Question:
Do I need a better compiler?
superfly
2012-04-25 13:12:06 UTC
I'm trying print out all of the values in the array I created. But I can't find an online compiler that can print out all 40,000 values. I've already tried Codepad.org and it wont print it all out. Is it just my source file or the compiler? If anyone could tell me of a free compiler for C++ that could print out all of the values, then I would really appreciate it.

#include

int main(){

int array[200][200], r, c, x=0;

for (r=0; r < 200; r++) {
for (c=0; c < 200; c++){
array[r][c] = x;
cout << x << " ";
x++;
}
cout << endl;
}


return 0;
}
Three answers:
SteveO
2012-04-25 13:24:30 UTC
Most compilers for C++ are free, but they aren't online at all.
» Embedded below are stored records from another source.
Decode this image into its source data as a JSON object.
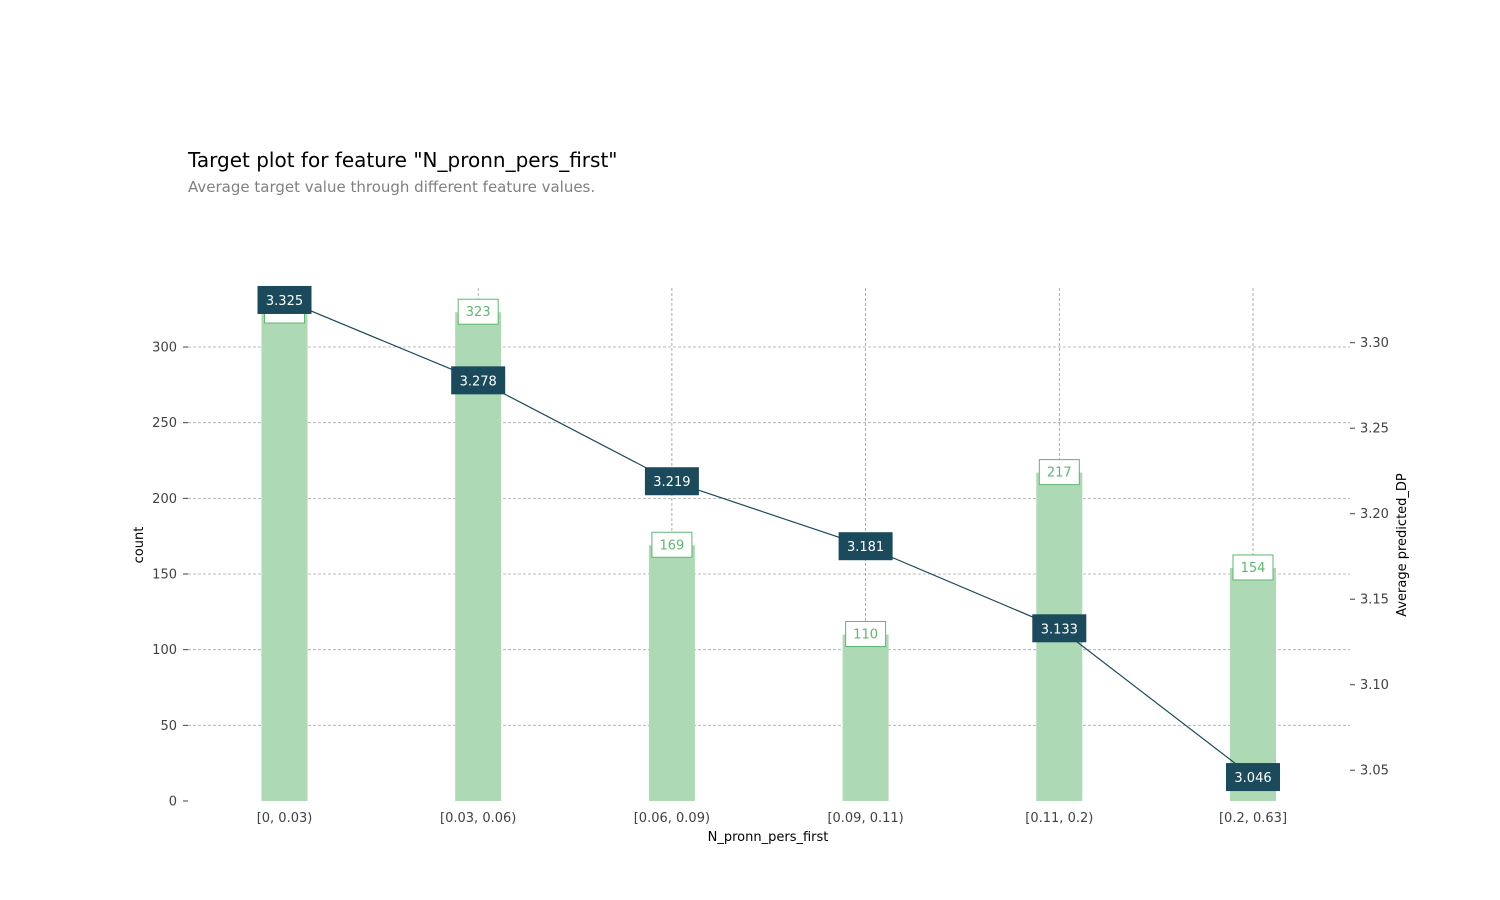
{
  "header": {
    "title": "Target plot for feature \"N_pronn_pers_first\"",
    "subtitle": "Average target value through different feature values."
  },
  "colors": {
    "bar": "#add9b5",
    "bar_label": "#5cb86f",
    "line": "#1a4a5c",
    "grid": "#a9a9a9",
    "tick_text": "#424242"
  },
  "chart_data": {
    "type": "bar",
    "categories": [
      "[0, 0.03)",
      "[0.03, 0.06)",
      "[0.06, 0.09)",
      "[0.09, 0.11)",
      "[0.11, 0.2)",
      "[0.2, 0.63]"
    ],
    "series": [
      {
        "name": "count",
        "type": "bar",
        "axis": "left",
        "values": [
          332,
          323,
          169,
          110,
          217,
          154
        ]
      },
      {
        "name": "Average predicted_DP",
        "type": "line",
        "axis": "right",
        "values": [
          3.325,
          3.278,
          3.219,
          3.181,
          3.133,
          3.046
        ]
      }
    ],
    "bar_labels": [
      "323",
      "169",
      "110",
      "217",
      "154"
    ],
    "line_labels": [
      "3.325",
      "3.278",
      "3.219",
      "3.181",
      "3.133",
      "3.046"
    ],
    "xlabel": "N_pronn_pers_first",
    "ylabel": "count",
    "ylabel_right": "Average predicted_DP",
    "ylim": [
      0,
      339
    ],
    "ylim_right": [
      3.032,
      3.332
    ],
    "yticks": [
      0,
      50,
      100,
      150,
      200,
      250,
      300
    ],
    "yticks_right": [
      3.05,
      3.1,
      3.15,
      3.2,
      3.25,
      3.3
    ],
    "ytick_labels": [
      "0",
      "50",
      "100",
      "150",
      "200",
      "250",
      "300"
    ],
    "ytick_labels_right": [
      "3.05",
      "3.10",
      "3.15",
      "3.20",
      "3.25",
      "3.30"
    ],
    "grid": true
  }
}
You can download and install Visual C++ Express, and that comes with the free Microsoft C++ compiler that is really good for Windows; you can run GCC or Clang (I prefer GCC) through MinGW on WIndows, or it runs natively on OS X and Linux. Compilers start having issues when they being compiling over the internet due to the fact that compiling is a very processor intensive process.
husoski
2012-04-25 21:01:19 UTC
The source file is fine. I see that CodePad.org reports a timeout. I'll guess that the real problem is the volume of output because it runs all 200 lines when I add an "if (c < 10) " prefix in front of the cout line to print only the first 10 items on a line.



If you are working on a computer that you can install software on, the GNU C and C++ compilers are excellent, and about the most free piece of software on the planet. There's a port of these, plus related tools, for just about every operating system that has any sort of C++ compiler at all.
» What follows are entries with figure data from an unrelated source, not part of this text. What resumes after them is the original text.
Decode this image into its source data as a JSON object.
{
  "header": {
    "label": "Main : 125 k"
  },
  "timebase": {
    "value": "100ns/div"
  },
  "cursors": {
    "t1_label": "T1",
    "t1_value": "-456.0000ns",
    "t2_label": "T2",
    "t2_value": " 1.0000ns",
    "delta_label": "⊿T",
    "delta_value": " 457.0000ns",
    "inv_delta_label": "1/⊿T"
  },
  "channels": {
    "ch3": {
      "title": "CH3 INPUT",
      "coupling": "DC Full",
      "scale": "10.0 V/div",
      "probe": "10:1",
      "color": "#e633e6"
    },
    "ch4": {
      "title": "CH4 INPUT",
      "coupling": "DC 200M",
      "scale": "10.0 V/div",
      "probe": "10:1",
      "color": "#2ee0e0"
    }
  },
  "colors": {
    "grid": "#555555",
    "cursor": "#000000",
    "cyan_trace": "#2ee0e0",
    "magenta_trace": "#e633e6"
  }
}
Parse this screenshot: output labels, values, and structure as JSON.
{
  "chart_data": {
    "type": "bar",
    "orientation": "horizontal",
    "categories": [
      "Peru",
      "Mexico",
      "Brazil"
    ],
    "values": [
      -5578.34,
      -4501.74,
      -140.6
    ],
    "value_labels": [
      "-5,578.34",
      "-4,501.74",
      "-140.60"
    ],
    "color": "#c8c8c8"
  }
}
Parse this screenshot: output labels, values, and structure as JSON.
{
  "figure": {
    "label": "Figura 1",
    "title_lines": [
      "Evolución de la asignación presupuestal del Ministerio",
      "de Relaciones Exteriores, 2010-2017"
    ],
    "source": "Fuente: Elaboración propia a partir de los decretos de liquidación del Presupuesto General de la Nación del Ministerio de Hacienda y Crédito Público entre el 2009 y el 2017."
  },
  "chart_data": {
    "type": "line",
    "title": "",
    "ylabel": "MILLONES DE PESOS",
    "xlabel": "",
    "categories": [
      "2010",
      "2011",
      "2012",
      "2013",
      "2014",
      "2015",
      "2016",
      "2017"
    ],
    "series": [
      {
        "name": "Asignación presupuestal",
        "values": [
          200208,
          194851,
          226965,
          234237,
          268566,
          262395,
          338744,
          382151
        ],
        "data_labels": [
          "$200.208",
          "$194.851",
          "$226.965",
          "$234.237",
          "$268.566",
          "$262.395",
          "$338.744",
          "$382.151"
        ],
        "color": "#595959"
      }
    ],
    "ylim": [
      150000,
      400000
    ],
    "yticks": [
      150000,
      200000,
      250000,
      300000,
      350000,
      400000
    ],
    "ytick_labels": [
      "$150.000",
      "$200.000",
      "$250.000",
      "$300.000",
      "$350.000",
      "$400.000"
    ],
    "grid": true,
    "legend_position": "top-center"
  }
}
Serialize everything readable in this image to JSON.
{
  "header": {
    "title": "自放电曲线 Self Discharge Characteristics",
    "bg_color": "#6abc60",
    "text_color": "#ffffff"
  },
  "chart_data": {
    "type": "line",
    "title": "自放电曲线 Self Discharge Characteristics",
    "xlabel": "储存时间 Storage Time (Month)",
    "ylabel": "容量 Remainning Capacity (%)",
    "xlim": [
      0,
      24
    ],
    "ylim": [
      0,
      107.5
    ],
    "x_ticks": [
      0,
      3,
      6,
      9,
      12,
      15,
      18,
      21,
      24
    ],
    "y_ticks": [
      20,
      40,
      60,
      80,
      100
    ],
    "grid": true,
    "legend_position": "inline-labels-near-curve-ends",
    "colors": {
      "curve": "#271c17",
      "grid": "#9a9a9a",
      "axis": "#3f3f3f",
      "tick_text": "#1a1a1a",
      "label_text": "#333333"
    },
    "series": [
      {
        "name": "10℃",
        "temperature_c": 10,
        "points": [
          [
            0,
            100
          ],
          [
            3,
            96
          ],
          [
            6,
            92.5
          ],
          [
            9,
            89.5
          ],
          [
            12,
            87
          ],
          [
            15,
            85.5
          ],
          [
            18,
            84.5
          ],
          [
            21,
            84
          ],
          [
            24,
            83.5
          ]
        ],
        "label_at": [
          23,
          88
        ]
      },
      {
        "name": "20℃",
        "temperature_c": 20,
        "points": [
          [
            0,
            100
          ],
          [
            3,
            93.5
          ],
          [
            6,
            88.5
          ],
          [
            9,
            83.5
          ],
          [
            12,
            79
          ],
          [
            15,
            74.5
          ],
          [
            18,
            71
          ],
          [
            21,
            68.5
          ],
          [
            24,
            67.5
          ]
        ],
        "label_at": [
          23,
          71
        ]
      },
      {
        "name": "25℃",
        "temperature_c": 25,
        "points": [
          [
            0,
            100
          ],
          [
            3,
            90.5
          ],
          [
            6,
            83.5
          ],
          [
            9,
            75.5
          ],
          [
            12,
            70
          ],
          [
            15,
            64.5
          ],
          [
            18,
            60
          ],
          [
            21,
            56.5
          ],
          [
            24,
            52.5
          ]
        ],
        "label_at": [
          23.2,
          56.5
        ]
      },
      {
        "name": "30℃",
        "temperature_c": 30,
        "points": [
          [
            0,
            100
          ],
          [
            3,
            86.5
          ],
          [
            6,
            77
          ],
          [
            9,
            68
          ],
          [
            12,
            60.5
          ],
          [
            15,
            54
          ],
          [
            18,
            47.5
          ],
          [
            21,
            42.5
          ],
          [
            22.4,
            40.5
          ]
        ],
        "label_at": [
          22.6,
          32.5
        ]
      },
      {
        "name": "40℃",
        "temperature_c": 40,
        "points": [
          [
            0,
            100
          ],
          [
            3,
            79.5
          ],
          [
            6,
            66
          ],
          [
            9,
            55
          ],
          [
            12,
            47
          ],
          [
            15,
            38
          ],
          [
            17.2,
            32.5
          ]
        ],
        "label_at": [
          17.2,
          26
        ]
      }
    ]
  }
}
For Windows, the MinGW port of GNU GCC/G++ and the Code::Blocks IDE make a decent development system. Code::Blocks is available on Linux, Unix and MacOS as well. Both GCC and Code::Blocks are open source.



Also, for Windows *only*, you can download a free-to-use Visual C++ Express edition from Microsoft. That gives you a C and C++ compiler, plus and editor and debugger.